Robo-rescuers Will Help Humans in Disasters

Imagine in the next 5 to 10 years the first responders to a disaster, such as fire, may be animal-like machines. The four-legged robo-rescuers will be finishing the dangerous tasks instead of humans, bounding through a fire, pick their way through a minefield or searching for survivers among the earthquake ruins.

Sangbae Kim, mechanical engineer and associate professor of mechanical engineering at MIT, and his team in the Biomimetic Robotics Laboratory are working toward the development of so-called robo-rescuers.

“Say there are toxic gases leaking in a building, and you need to close a valve inside, but it’s dangerous to send people in,” Kim says. “Now, there is no single robot that can do this kind of job. I want to create a robotic first responder that can potentially do more than a human and help in our lives.”

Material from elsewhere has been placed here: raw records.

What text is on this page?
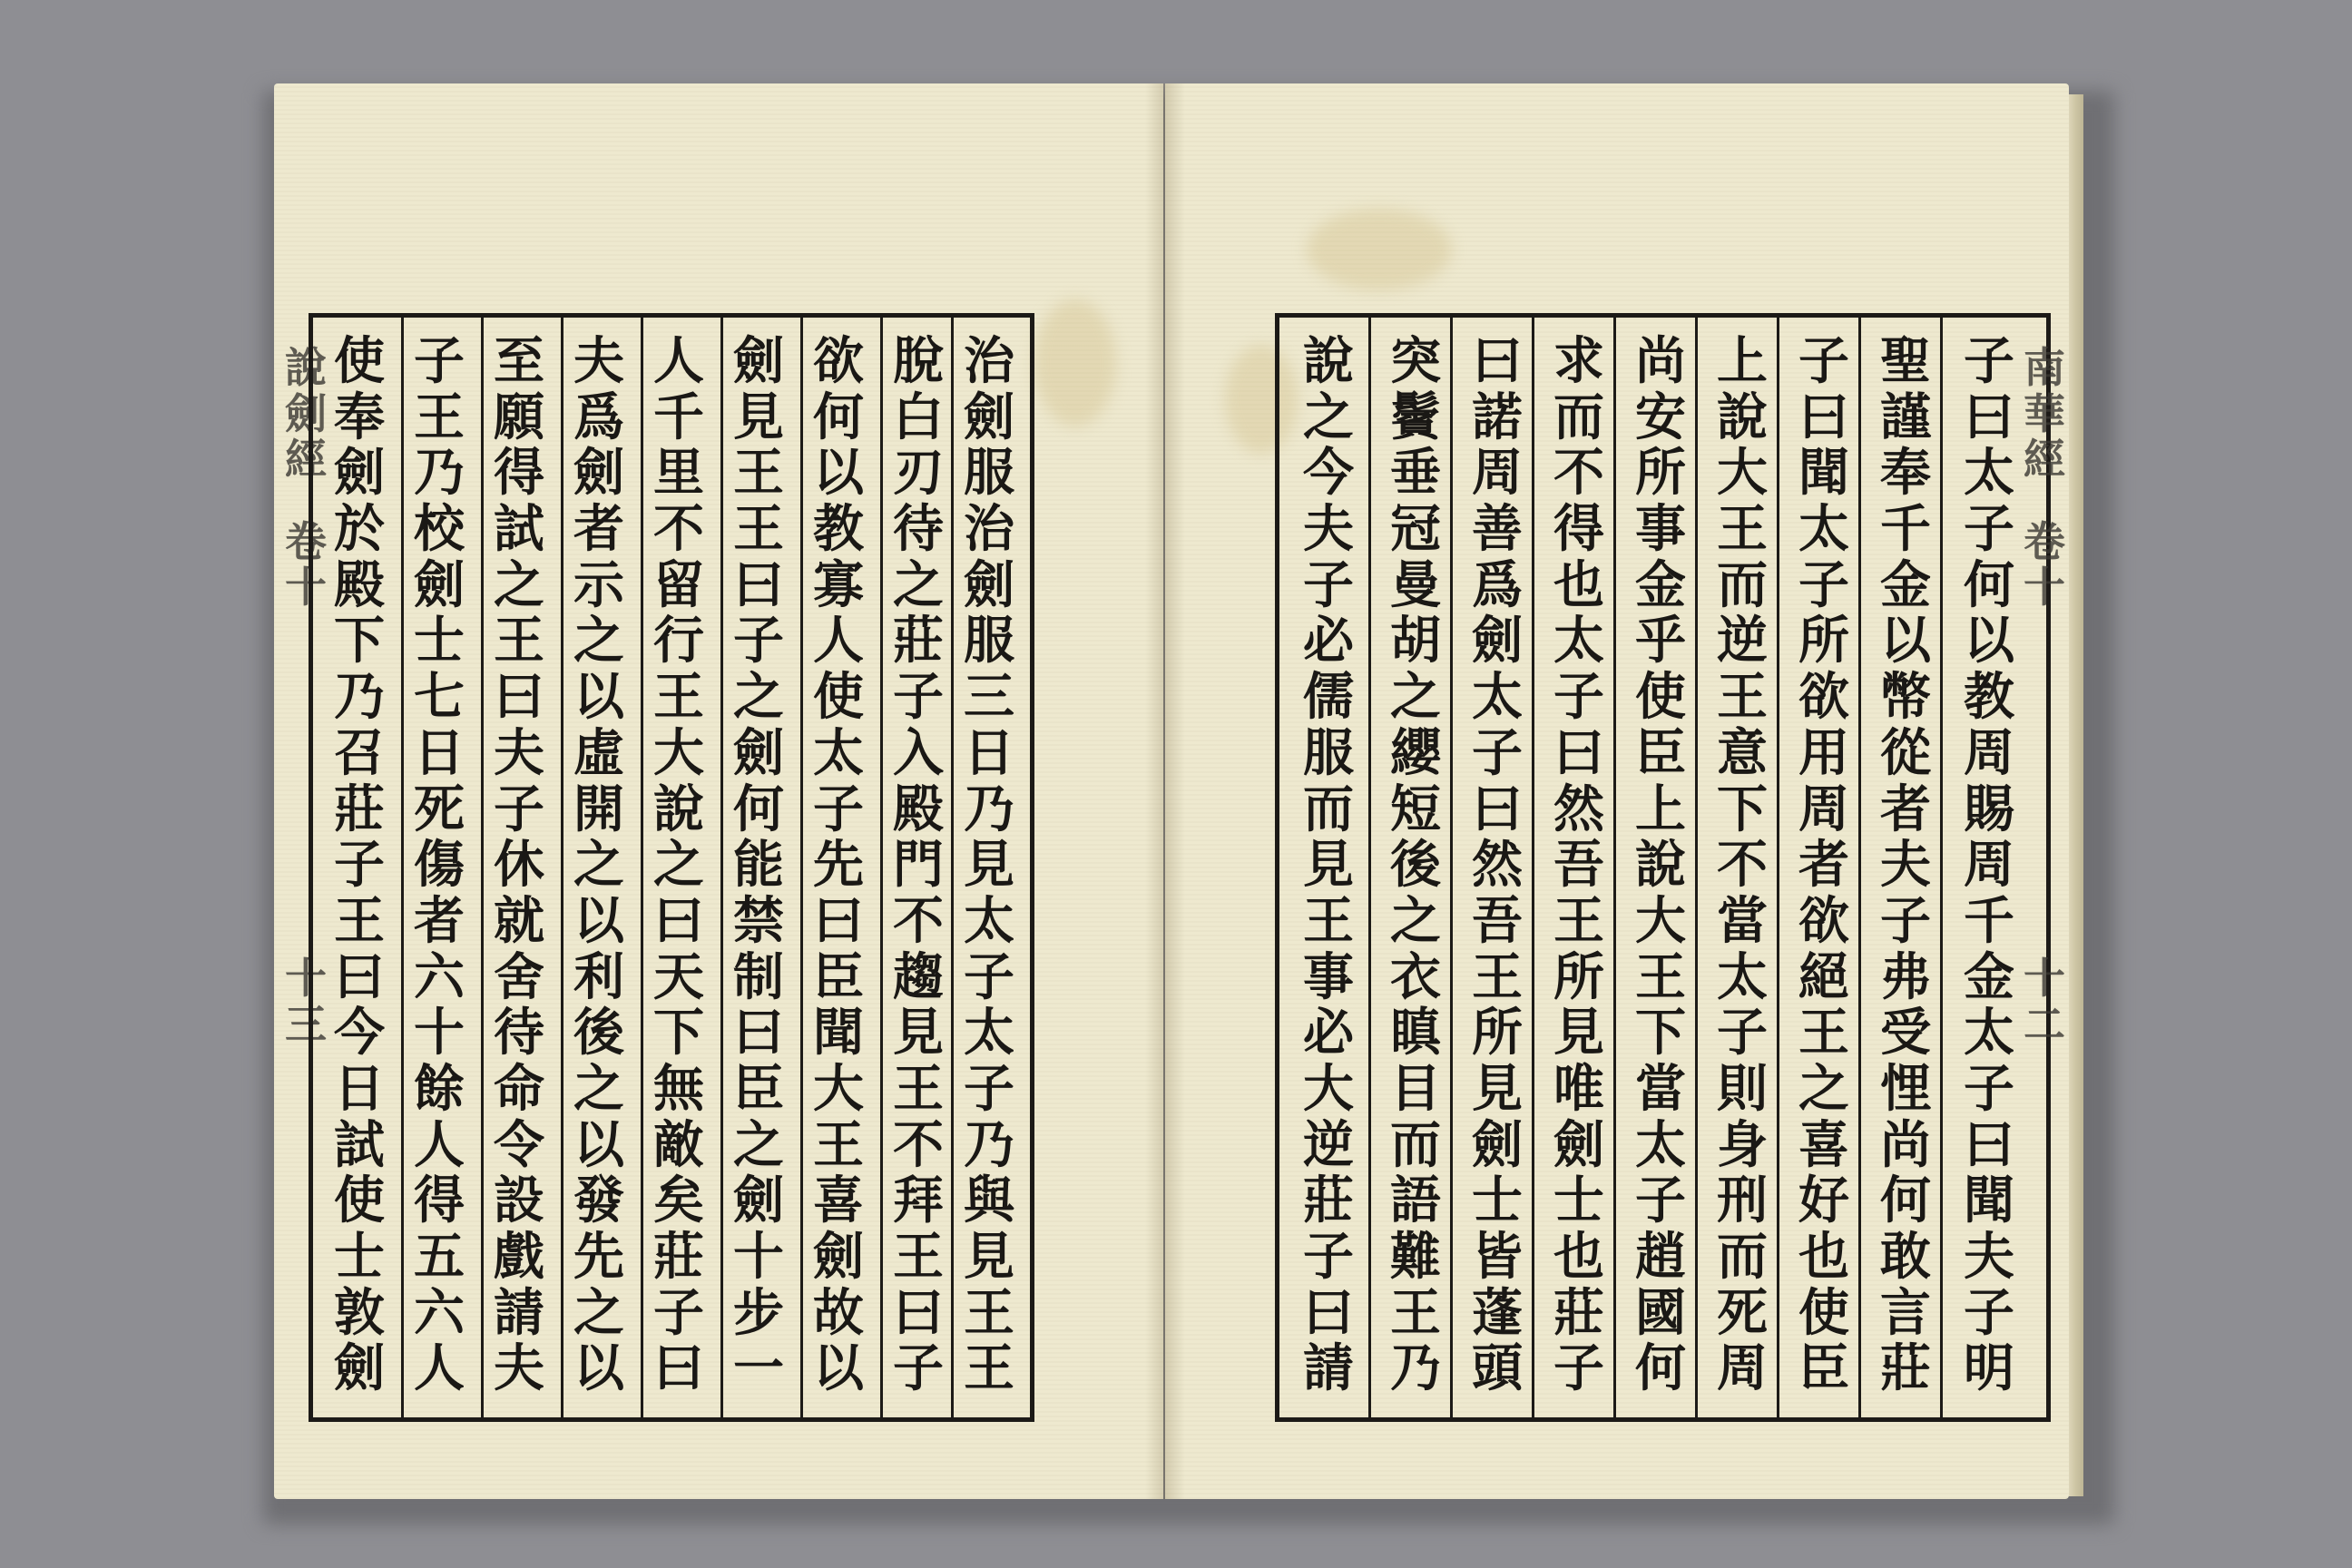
說
劍
經
卷
十
十
三
治
劍
服
治
劍
服
三
日
乃
見
太
子
太
子
乃
與
見
王
王
脫
白
刃
待
之
莊
子
入
殿
門
不
趨
見
王
不
拜
王
曰
子
欲
何
以
教
寡
人
使
太
子
先
曰
臣
聞
大
王
喜
劍
故
以
劍
見
王
王
曰
子
之
劍
何
能
禁
制
曰
臣
之
劍
十
步
一
人
千
里
不
留
行
王
大
說
之
曰
天
下
無
敵
矣
莊
子
曰
夫
爲
劍
者
示
之
以
虛
開
之
以
利
後
之
以
發
先
之
以
至
願
得
試
之
王
曰
夫
子
休
就
舍
待
命
令
設
戲
請
夫
子
王
乃
校
劍
士
七
日
死
傷
者
六
十
餘
人
得
五
六
人
使
奉
劍
於
殿
下
乃
召
莊
子
王
曰
今
日
試
使
士
敦
劍
子
曰
太
子
何
以
教
周
賜
周
千
金
太
子
曰
聞
夫
子
明
聖
謹
奉
千
金
以
幣
從
者
夫
子
弗
受
悝
尚
何
敢
言
莊
子
曰
聞
太
子
所
欲
用
周
者
欲
絕
王
之
喜
好
也
使
臣
上
說
大
王
而
逆
王
意
下
不
當
太
子
則
身
刑
而
死
周
尚
安
所
事
金
乎
使
臣
上
說
大
王
下
當
太
子
趙
國
何
求
而
不
得
也
太
子
曰
然
吾
王
所
見
唯
劍
士
也
莊
子
曰
諾
周
善
爲
劍
太
子
曰
然
吾
王
所
見
劍
士
皆
蓬
頭
突
鬢
垂
冠
曼
胡
之
纓
短
後
之
衣
瞋
目
而
語
難
王
乃
說
之
今
夫
子
必
儒
服
而
見
王
事
必
大
逆
莊
子
曰
請
南
華
經
卷
十
十
二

The team is working toward that goal, borrowing principles from biomechanics, human decision-making, and mechanical design to build a service robot that Kim says will eventually do “real, physical work,” such as opening doors, breaking through walls, or closing valves.

robot-rescuers

Sangbae Kim is working on the development of so-called Robo-rescuers. Source: MIT

In his lab, Kim is developing a robo-rescuer by fusing his two main projects. Actually, he is trying to make a robot-rescuer by merging the components of the two robots.

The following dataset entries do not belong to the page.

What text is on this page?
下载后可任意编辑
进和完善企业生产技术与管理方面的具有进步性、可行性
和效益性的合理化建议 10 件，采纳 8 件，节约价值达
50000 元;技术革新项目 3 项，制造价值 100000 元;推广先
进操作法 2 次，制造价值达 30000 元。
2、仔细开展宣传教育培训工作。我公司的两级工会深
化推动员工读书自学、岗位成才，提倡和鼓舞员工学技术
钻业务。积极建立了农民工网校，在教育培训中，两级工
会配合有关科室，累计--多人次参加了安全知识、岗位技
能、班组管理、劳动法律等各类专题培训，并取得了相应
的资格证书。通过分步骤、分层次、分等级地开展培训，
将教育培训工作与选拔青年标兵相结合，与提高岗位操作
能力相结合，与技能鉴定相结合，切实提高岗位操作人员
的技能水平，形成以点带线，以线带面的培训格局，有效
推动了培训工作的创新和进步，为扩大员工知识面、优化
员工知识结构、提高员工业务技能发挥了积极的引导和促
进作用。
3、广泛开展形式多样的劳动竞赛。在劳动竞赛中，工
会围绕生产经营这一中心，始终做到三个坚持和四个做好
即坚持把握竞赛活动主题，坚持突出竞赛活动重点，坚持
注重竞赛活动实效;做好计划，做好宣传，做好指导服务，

The first one is MIT Cheetah, a four-legged, 70-pound robot that runs and jumps over obstacles autonomously. The second one is HERMES, a two-legged, teleoperated robot, whose movements and balance are controlled remotely by a human operator, much like a marionette or a robotic “Avatar”, MIT explains.

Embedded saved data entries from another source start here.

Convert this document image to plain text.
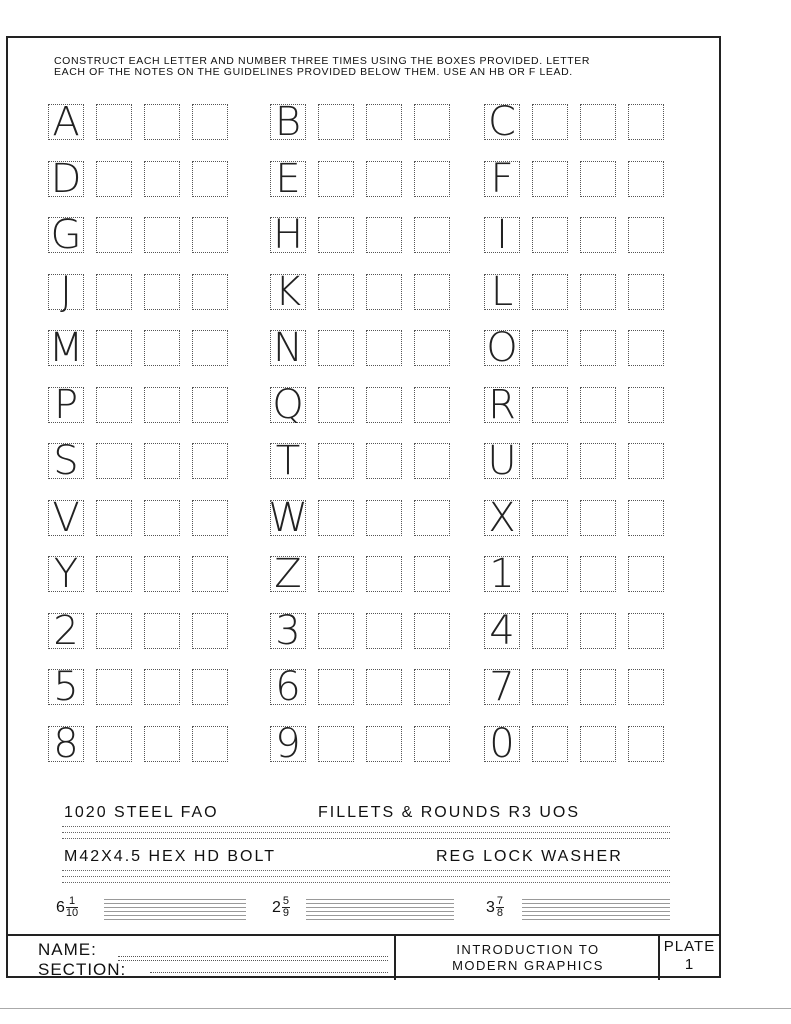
CONSTRUCT EACH LETTER AND NUMBER THREE TIMES USING THE BOXES PROVIDED. LETTER
EACH OF THE NOTES ON THE GUIDELINES PROVIDED BELOW THEM. USE AN HB OR F LEAD.
A	B	C
D	E	F
G	H	I
J	K	L
M	N	O
P	Q	R
S	T	U
V	W	X
Y	Z	1
2	3	4
5	6	7
8	9	0
1020 STEEL FAO	FILLETS & ROUNDS R3 UOS
M42X4.5 HEX HD BOLT	REG LOCK WASHER
$6 \frac{1}{10}$	$2 \frac{5}{9}$	$3 \frac{7}{8}$
NAME:
SECTION:
INTRODUCTION TO
MODERN GRAPHICS
PLATE
1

To achieve his goal, Kim is constantly observing animals and human – their anatomy, moves, motions and muscle functions. He says it is a complex process to find out useful principles overarching the differences between animals and machines. “Sometimes obsessing over animal features and characteristics can hinder your progress in robotics”, he adds. “It’s all based on muscle function, and I’m still figuring out things in that world, and also in the robotics world.”

For many years, Kim was working on various startups but he was working mainly on small robots. Eventually, his goals changed. “I was moving away from small robots because it’s very difficult for them do to real, physical work,” Kim says. “And so I decided to develop a larger, four-legged robot for human-level physical tasks — a long-term dream.”

This talented research scientist, born in the South Korea, finds a great excitement in science and working in a lab. “I imagine a robot that can do some physical, dynamic work,” Kim says. “Everybody is trying to find overlapping areas where you’re excited about what you’re working on, and it’s useful. A lot of people are excited to watch sports because when you watch someone moving explosively, it is hypothesized to trigger the brain’s ‘mirror neurons’ and you feel that excitement at the same time. For me, when my robots perform dynamically and balance, I get really excited. And that feeling has encouraged my research.”